3Congressional Research Service Report number RL30527 of April 17, 2000, entitled “Presidential Elections in the United States: A Primer,” concludes that citizens born in Puerto Rico, Guam, and the US Virgin Islands are legally defined as natural born citizens and are, therefore, eligible to be elected president. This Congressional Report, however, is not legally binding, so until the Supreme Court makes a decision on this, the matter is open to dispute.

4Puerto Rico is the exception: It does not have a delegate but a Resident Commissioner. Although his or her status is the same as those of delegates, the difference is that he or she is elected to the House for a four-year term, whereas delegates only serve two-year terms.

5Inhabitants of the other four unincorporated territories have all obtained citizenship through Organic Acts, not through the Fourteenth Amendment. The Fourteenth Amendment, which applies to all other Americans, follows the principle of jus soli, which “allots citizenship to people born within the geographical territory” of the fifty states (Berlant 41). Most other liberal democracies award citizenship based on the principle of jus sanguinis, meaning through parental inheritance. Children born to American citizens in American Samoa may obtain citizenship through the principle of jus sanguinis.

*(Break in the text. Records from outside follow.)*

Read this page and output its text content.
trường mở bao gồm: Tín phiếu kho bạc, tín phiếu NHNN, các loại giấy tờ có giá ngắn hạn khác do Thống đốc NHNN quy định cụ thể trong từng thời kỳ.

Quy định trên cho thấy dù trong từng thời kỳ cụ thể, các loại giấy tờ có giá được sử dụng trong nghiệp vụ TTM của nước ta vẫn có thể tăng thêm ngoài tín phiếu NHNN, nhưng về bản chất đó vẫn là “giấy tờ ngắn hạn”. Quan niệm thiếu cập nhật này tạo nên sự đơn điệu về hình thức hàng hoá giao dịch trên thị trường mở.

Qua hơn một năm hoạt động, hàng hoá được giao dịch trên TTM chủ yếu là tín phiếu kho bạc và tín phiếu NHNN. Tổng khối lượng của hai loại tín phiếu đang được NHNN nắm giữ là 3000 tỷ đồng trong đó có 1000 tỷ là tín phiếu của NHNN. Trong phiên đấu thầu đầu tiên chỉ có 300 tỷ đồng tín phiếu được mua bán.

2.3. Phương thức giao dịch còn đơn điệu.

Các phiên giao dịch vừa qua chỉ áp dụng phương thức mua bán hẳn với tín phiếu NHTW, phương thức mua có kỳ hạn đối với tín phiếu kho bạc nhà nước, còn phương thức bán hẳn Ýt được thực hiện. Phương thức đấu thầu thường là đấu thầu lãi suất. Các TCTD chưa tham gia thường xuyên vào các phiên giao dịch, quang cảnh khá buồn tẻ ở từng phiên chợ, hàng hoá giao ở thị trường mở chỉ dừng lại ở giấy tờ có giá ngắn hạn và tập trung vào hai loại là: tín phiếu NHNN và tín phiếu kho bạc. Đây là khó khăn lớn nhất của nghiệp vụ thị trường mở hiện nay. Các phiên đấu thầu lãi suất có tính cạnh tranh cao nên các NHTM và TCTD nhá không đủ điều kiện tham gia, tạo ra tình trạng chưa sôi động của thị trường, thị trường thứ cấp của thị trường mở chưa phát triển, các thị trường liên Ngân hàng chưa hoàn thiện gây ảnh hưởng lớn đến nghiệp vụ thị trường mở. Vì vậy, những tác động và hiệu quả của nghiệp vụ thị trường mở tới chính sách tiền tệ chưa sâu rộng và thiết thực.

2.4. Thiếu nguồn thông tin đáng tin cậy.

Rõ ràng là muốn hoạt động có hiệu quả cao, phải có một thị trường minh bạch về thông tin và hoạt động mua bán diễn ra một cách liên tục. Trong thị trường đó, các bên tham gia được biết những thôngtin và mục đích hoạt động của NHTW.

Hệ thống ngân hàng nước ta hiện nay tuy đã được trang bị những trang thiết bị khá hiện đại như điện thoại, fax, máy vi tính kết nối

6The difference of American Samoans’ opinions is reflected in many online discussion forums, such as the opinion section of the Samoan News web page. Some American Samoans express desire for citizenship, whereas others want to resist imposed citizenship. See, for instance, Soliai’s “Lamentations of a Third-Class American Samoan Citizen” or Nafanua’s “Deed of Cession up for Grabs: Judicial Fiat Style.”

7Approximately ninety percent of American Samoa’s land is property of the collective, not of an individual.

8According to Uperesa and Garriga-López, Puerto Rico is in fact a Free Associated State as opposed to a Commonwealth, which they argue is a mistranslation. However, they stress the attenuated sovereignty of Puerto Rico, whose Constitution and whose residents’ citizenship may be revoked at the discretion of the US government (44).

9American Samoa is officially administered by the Office of Insular Affairs of the United States Department of the Interior.

10Although public officials regard the Deeds of Cession as voluntary treaties, I have already emphasized the coercive nature of this consensus.

11The Office will also engage in public education on these issues, because, in the words of the executive director Tapaau Dr. Daniel Aga, the territory’s form of government going forward must be “firmly vested in the authority of the people of American Samoa” (qtd. in Sagapolutele, “UN Decolonization Committee”).